The Durst Organization, a privately owned Manhattan-based real estate company, wants the city to pay for an additional stop beyond the Hallets Cove Ferry Dock–the final stop on the Astoria line-– to include East 90 Street in Manhattan.
The concept has already gained support from civic leaders, although the city said that the extension could not occur until after 2021, since the NYC Ferry is backed up with expansion work until then.
Jordan Barowitz, a spokesperson for Durst, said the proposal was recently presented to Manhattan’s Community Board 8 on the Upper East Side, which voted in favor of endorsing the idea.
The board has passed its endorsement along to the NYC Economic Development Corporation (EDC), the city’s non-profit arm in charge of overseeing NYC Ferry. Durst plans on formally pitching the idea to the EDC in a few months.
The Astoria Route– which was launched in 2017 currently stops at Wall Street, Brooklyn Navy Yard, East 34th Street, Long Island City, Roosevelt Island and Hallets Cove/Astoria. Durst’s proposal would extend the line back over the East River, ending at the East 90 Street, where there is an existing landing.
Barowitz said the additional stop would be an enormous benefit to residents who live along the Astoria line–and particularly to people who live or work on the Upper East Side and Astoria.
Durst has a lot to gain from the addition. It is currently in the midst of building 4,000 units on the Hallets Point Peninsula. The company recently opened “10 Halletts Point”, the first tower in its seven building complex.

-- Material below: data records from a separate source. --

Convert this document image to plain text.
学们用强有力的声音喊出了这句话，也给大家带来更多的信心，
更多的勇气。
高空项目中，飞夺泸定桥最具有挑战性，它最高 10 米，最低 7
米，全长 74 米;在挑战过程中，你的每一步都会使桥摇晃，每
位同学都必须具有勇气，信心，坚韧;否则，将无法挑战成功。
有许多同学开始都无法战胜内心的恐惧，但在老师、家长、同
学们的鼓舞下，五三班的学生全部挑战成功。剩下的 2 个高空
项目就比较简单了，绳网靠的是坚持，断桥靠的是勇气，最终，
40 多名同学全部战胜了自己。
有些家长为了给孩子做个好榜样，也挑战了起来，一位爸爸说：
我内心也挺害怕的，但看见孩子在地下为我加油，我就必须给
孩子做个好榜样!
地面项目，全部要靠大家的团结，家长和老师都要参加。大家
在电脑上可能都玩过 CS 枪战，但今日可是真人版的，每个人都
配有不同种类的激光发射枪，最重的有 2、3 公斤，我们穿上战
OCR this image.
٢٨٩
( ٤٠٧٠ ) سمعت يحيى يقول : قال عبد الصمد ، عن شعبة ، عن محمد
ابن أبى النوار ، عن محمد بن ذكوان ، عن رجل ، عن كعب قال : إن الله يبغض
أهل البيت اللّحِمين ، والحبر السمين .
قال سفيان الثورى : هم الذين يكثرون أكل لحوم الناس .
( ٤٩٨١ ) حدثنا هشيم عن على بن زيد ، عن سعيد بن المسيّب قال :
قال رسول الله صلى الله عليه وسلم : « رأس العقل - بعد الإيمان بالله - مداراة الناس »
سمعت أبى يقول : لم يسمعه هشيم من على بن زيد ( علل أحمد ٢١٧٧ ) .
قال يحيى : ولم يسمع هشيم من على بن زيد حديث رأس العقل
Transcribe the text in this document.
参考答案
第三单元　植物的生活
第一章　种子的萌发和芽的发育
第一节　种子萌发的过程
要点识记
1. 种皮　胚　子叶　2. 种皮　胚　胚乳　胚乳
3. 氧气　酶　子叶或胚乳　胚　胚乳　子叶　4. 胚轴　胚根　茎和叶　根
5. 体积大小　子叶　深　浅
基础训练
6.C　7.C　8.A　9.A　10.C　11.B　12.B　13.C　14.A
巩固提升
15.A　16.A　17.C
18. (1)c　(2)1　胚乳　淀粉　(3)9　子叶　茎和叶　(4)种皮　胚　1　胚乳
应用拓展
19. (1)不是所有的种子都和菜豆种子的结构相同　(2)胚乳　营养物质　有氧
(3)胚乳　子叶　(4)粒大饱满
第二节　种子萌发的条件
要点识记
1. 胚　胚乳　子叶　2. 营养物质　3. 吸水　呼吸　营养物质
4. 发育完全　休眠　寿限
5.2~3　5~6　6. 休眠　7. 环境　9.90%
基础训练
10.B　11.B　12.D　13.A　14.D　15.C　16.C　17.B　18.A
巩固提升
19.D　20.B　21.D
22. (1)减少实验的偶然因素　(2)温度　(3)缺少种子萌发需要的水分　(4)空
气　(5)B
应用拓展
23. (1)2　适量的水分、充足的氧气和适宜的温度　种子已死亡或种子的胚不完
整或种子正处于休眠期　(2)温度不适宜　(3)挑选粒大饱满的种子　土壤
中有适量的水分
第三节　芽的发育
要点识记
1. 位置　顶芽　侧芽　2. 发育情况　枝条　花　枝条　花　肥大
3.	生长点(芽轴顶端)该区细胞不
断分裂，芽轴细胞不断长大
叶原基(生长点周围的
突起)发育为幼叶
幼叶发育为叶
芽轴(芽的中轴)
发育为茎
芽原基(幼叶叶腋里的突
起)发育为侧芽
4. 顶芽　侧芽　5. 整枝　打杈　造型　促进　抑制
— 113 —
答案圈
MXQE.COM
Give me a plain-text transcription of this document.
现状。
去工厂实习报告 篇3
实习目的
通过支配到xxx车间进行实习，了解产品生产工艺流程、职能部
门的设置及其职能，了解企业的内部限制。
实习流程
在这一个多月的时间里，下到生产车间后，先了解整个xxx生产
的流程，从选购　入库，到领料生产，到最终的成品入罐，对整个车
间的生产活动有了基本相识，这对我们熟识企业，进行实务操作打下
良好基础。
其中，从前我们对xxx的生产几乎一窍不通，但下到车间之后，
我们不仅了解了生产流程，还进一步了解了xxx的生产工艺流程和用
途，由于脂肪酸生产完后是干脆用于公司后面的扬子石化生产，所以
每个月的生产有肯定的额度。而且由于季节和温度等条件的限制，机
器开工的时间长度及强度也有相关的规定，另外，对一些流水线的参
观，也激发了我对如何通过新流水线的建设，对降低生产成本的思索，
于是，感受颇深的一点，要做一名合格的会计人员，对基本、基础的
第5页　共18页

The ferry dock is about a 10 minute walk from the Durst development. However, the dock is close to Astoria Houses and many other residents in this mushrooming section of Astoria.
But the proposal is viewed by Durst as being logical.
“Despite being only 1,000 feet from each other, it takes over an hour to travel from Astoria to the Upper East Side by way of public transportation,” Barowitz said. “A ferry would cut that down to about 5 minutes.”
Durst has already received the support of the Old Astoria Civic Association (OANA),a local non-profit advocacy group. The organization argues that the extra ferry stop would have a positive economic impact on all neighborhoods along the expanded route.
OANA also says that the extension of the ferry line would lessen the amount of vehicles on the road, provide greater access to the Astoria waterfront, and offer commuters improved access to the 2nd Avenue subway in Manhattan.
The Astoria group also notes that the cost of the additional stop would be low, since the infrastructure is already in place.
Stephanie Baez, a spokesperson for the EDC, said the city looks forward to reviewing Durst’s proposal. She said that NYC Ferry would not be able to work on the proposed extension until after 2021 due to other work.
This work includes opening a new route from Staten Island to the West Side in 2020, adding a route from Coney Island that will connect Bay Ridge and Manhattan in 2021, as well as the addition of a Throgs Neck stop to its Soundview line in the Bronx in 2021.
“We’re focused on providing a high-quality service and reaching New Yorkers that reside in transit-starved neighborhoods,” Baez said. “We look forward to hearing the details of the Durst Organization’s proposal.”